When you read Jian’s description, it is readily apparent why China has the highest rate of female suicide in the world. In remote areas he met what he described as “’ family-planning fugitives’–couples who’d fled their villages to give birth to an unauthorized second or third child in neighboring provinces.” Virtually every pregnant woman he talked to had suffered a mandatory abortion.

“One woman told me how, when she was eight months pregnant with an illegal second child and was unable to pay the 20,000 yuan fine (about $3,200), family planning officers dragged her to the local clinic, bound her to a surgical table and injected a lethal drug into her abdomen.”

It gets worse.

“For two days she writhed on the table, her hands and feet still bound with rope, waiting for her body to eject the murdered baby. In the final stage of labor, a male doctor yanked the dead fetus out by the foot, then dropped it into a garbage can. She had no money for a cab. She had to hobble home, blood dripping down her legs and staining her white sandals red.”

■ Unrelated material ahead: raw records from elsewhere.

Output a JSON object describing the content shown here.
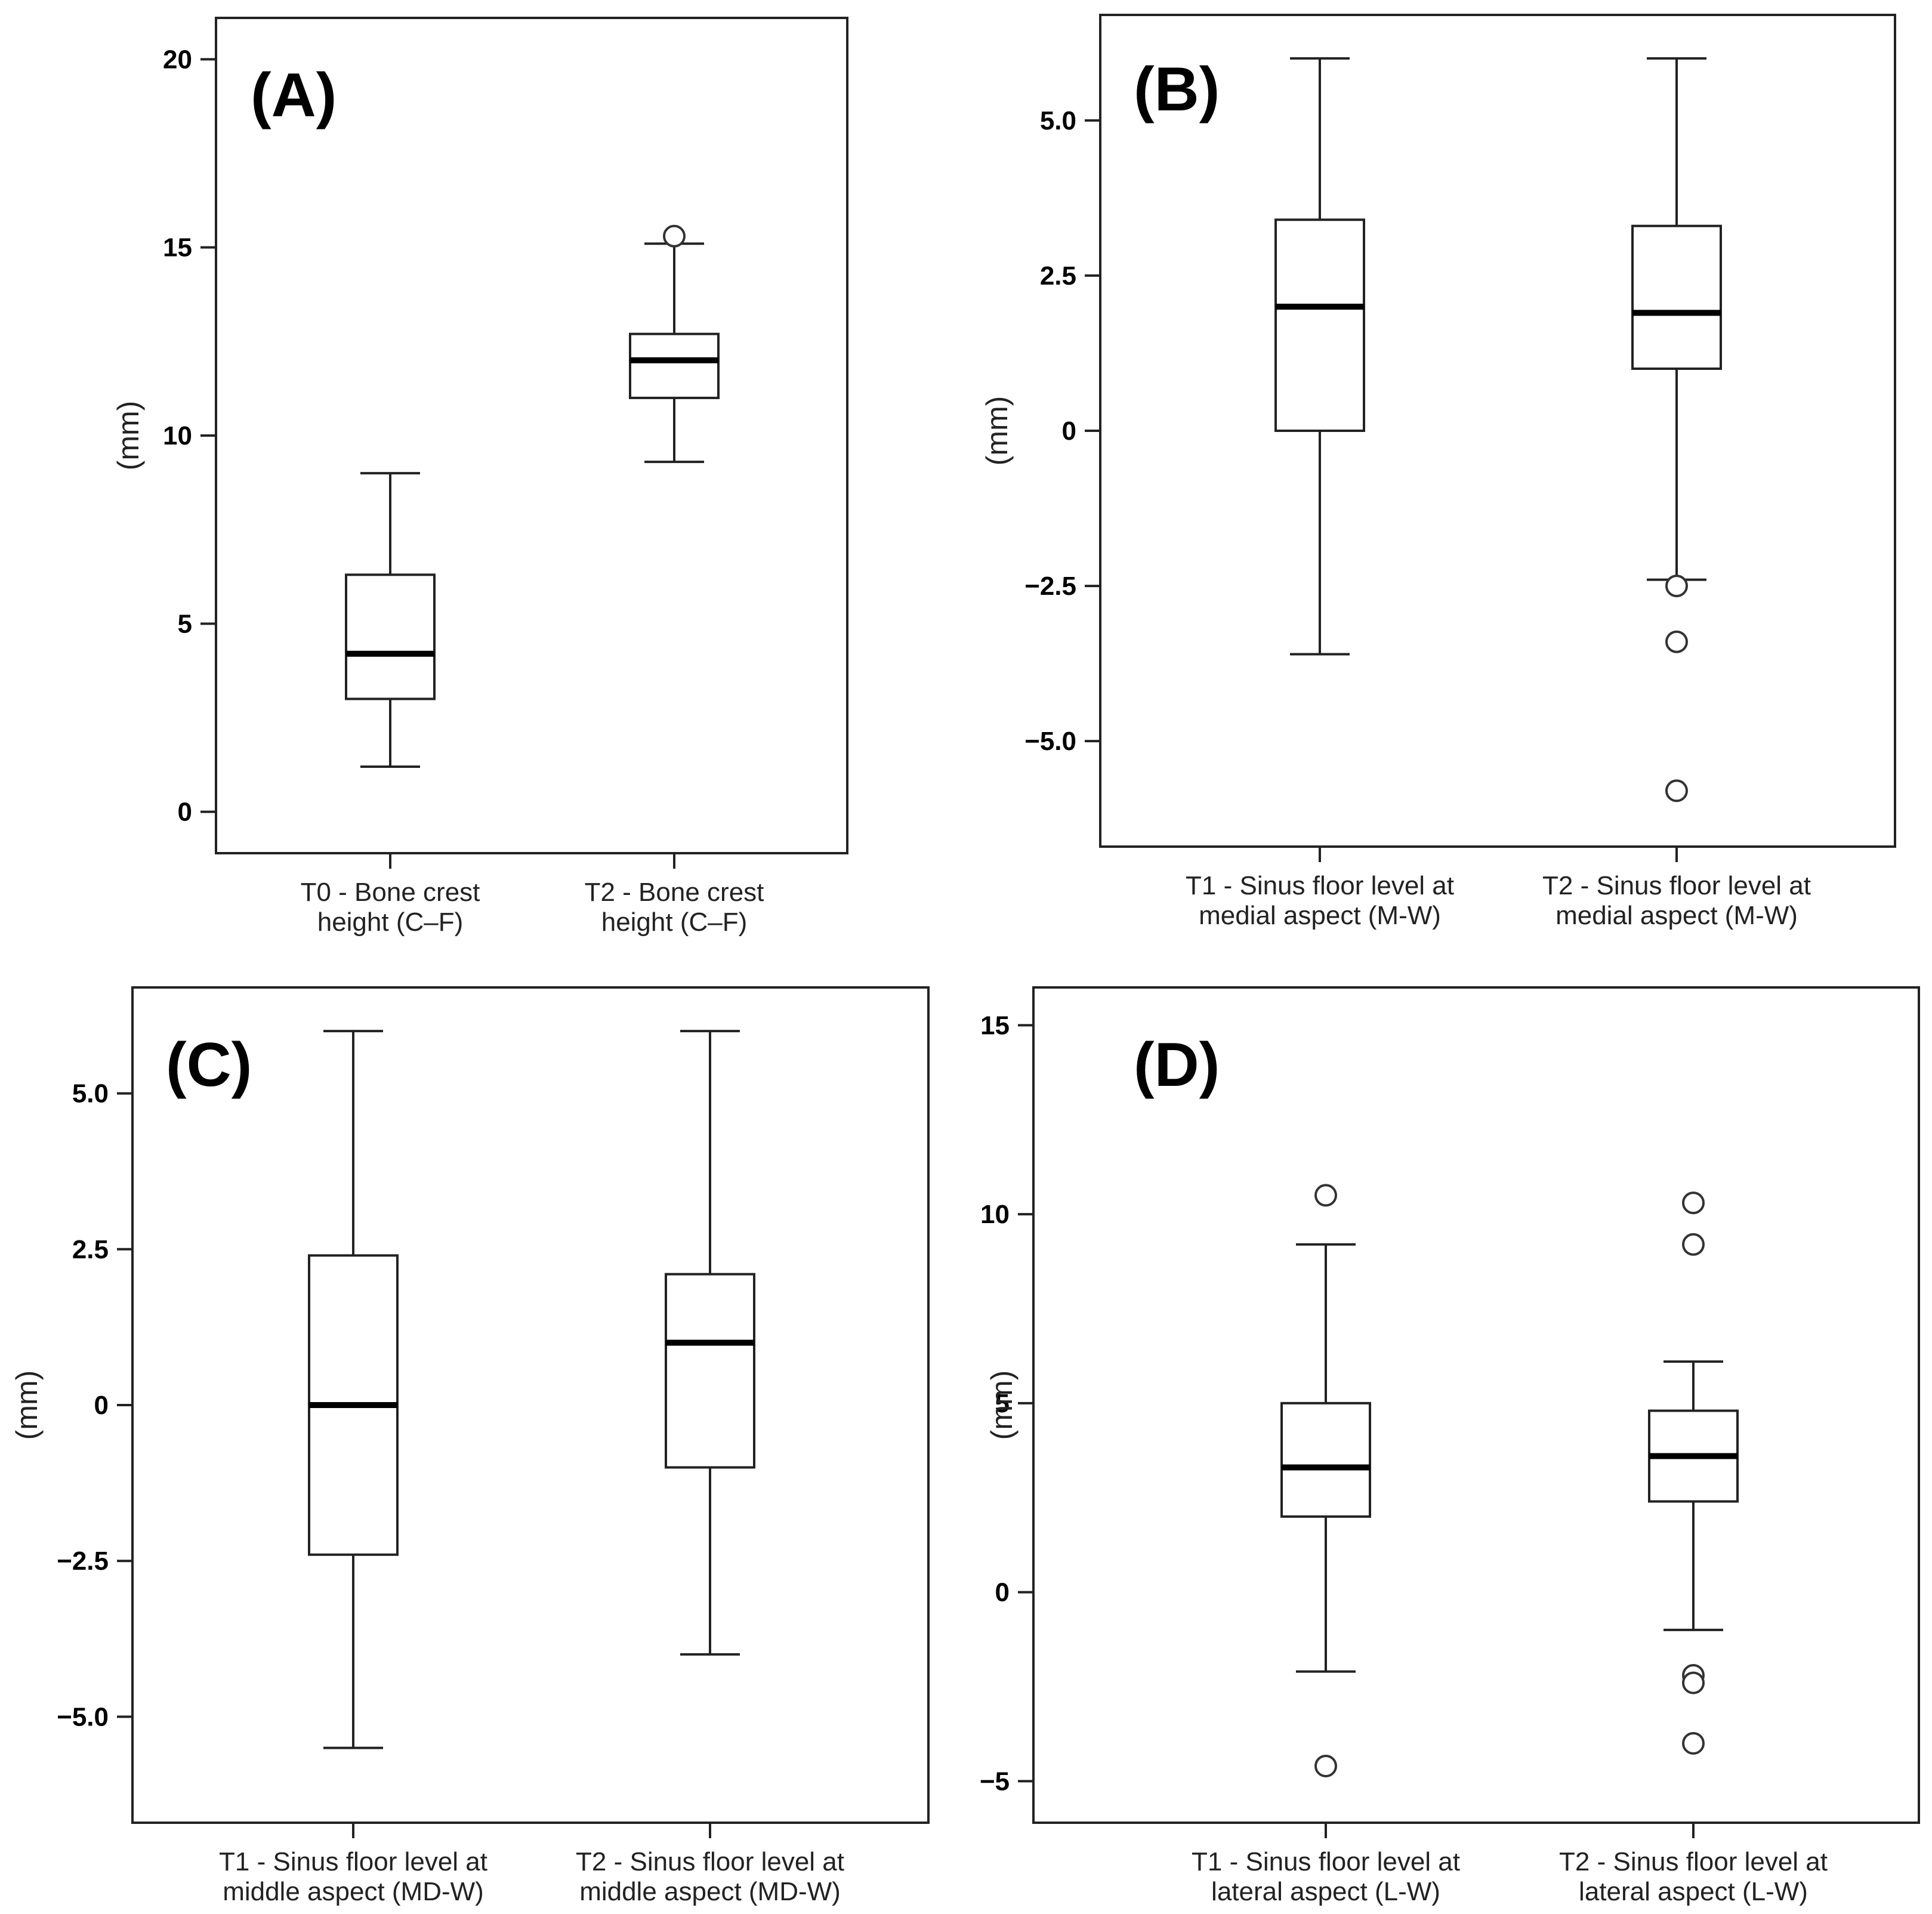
{
  "chart_data": [
    {
      "type": "boxplot",
      "panel_label": "(A)",
      "ylabel": "(mm)",
      "ylim": [
        -1.1,
        21.1
      ],
      "yticks": [
        0,
        5,
        10,
        15,
        20
      ],
      "ytick_labels": [
        "0",
        "5",
        "10",
        "15",
        "20"
      ],
      "categories": [
        {
          "line1": "T0 - Bone crest",
          "line2": "height (C–F)"
        },
        {
          "line1": "T2 - Bone crest",
          "line2": "height (C–F)"
        }
      ],
      "boxes": [
        {
          "whisker_low": 1.2,
          "q1": 3.0,
          "median": 4.2,
          "q3": 6.3,
          "whisker_high": 9.0,
          "outliers": []
        },
        {
          "whisker_low": 9.3,
          "q1": 11.0,
          "median": 12.0,
          "q3": 12.7,
          "whisker_high": 15.1,
          "outliers": [
            15.3
          ]
        }
      ]
    },
    {
      "type": "boxplot",
      "panel_label": "(B)",
      "ylabel": "(mm)",
      "ylim": [
        -6.7,
        6.7
      ],
      "yticks": [
        -5,
        -2.5,
        0,
        2.5,
        5
      ],
      "ytick_labels": [
        "−5.0",
        "−2.5",
        "0",
        "2.5",
        "5.0"
      ],
      "categories": [
        {
          "line1": "T1 - Sinus floor level at",
          "line2": "medial aspect (M-W)"
        },
        {
          "line1": "T2 - Sinus floor level at",
          "line2": "medial aspect (M-W)"
        }
      ],
      "boxes": [
        {
          "whisker_low": -3.6,
          "q1": 0.0,
          "median": 2.0,
          "q3": 3.4,
          "whisker_high": 6.0,
          "outliers": []
        },
        {
          "whisker_low": -2.4,
          "q1": 1.0,
          "median": 1.9,
          "q3": 3.3,
          "whisker_high": 6.0,
          "outliers": [
            -2.5,
            -3.4,
            -5.8
          ]
        }
      ]
    },
    {
      "type": "boxplot",
      "panel_label": "(C)",
      "ylabel": "(mm)",
      "ylim": [
        -6.7,
        6.7
      ],
      "yticks": [
        -5,
        -2.5,
        0,
        2.5,
        5
      ],
      "ytick_labels": [
        "−5.0",
        "−2.5",
        "0",
        "2.5",
        "5.0"
      ],
      "categories": [
        {
          "line1": "T1 - Sinus floor level at",
          "line2": "middle aspect (MD-W)"
        },
        {
          "line1": "T2 - Sinus floor level at",
          "line2": "middle aspect (MD-W)"
        }
      ],
      "boxes": [
        {
          "whisker_low": -5.5,
          "q1": -2.4,
          "median": 0.0,
          "q3": 2.4,
          "whisker_high": 6.0,
          "outliers": []
        },
        {
          "whisker_low": -4.0,
          "q1": -1.0,
          "median": 1.0,
          "q3": 2.1,
          "whisker_high": 6.0,
          "outliers": []
        }
      ]
    },
    {
      "type": "boxplot",
      "panel_label": "(D)",
      "ylabel": "(mm)",
      "ylim": [
        -6.1,
        16.0
      ],
      "yticks": [
        -5,
        0,
        5,
        10,
        15
      ],
      "ytick_labels": [
        "−5",
        "0",
        "5",
        "10",
        "15"
      ],
      "categories": [
        {
          "line1": "T1 - Sinus floor level at",
          "line2": "lateral aspect (L-W)"
        },
        {
          "line1": "T2 - Sinus floor level at",
          "line2": "lateral aspect (L-W)"
        }
      ],
      "boxes": [
        {
          "whisker_low": -2.1,
          "q1": 2.0,
          "median": 3.3,
          "q3": 5.0,
          "whisker_high": 9.2,
          "outliers": [
            10.5,
            -4.6
          ]
        },
        {
          "whisker_low": -1.0,
          "q1": 2.4,
          "median": 3.6,
          "q3": 4.8,
          "whisker_high": 6.1,
          "outliers": [
            10.3,
            9.2,
            -2.2,
            -2.4,
            -4.0
          ]
        }
      ]
    }
  ]
}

Occasionally you read hints in press accounts that the Party leadership is reconsidering—perhaps making the policy less stringent. There is much evidence to suggest otherwise plus a factor I had never taken into consider. The fines bring in an enormous amount of money “while allowing it to maintain firm control over people’s lives,” Jian writes.

His conclusion is a searing indictment and a call to action.

“Ending this scourge is a moral imperative. The atrocities committed in the name of the one-child policy over the last three decades rank among the worst crimes against humanity of the last century. The stains it has left on China may never be erased.”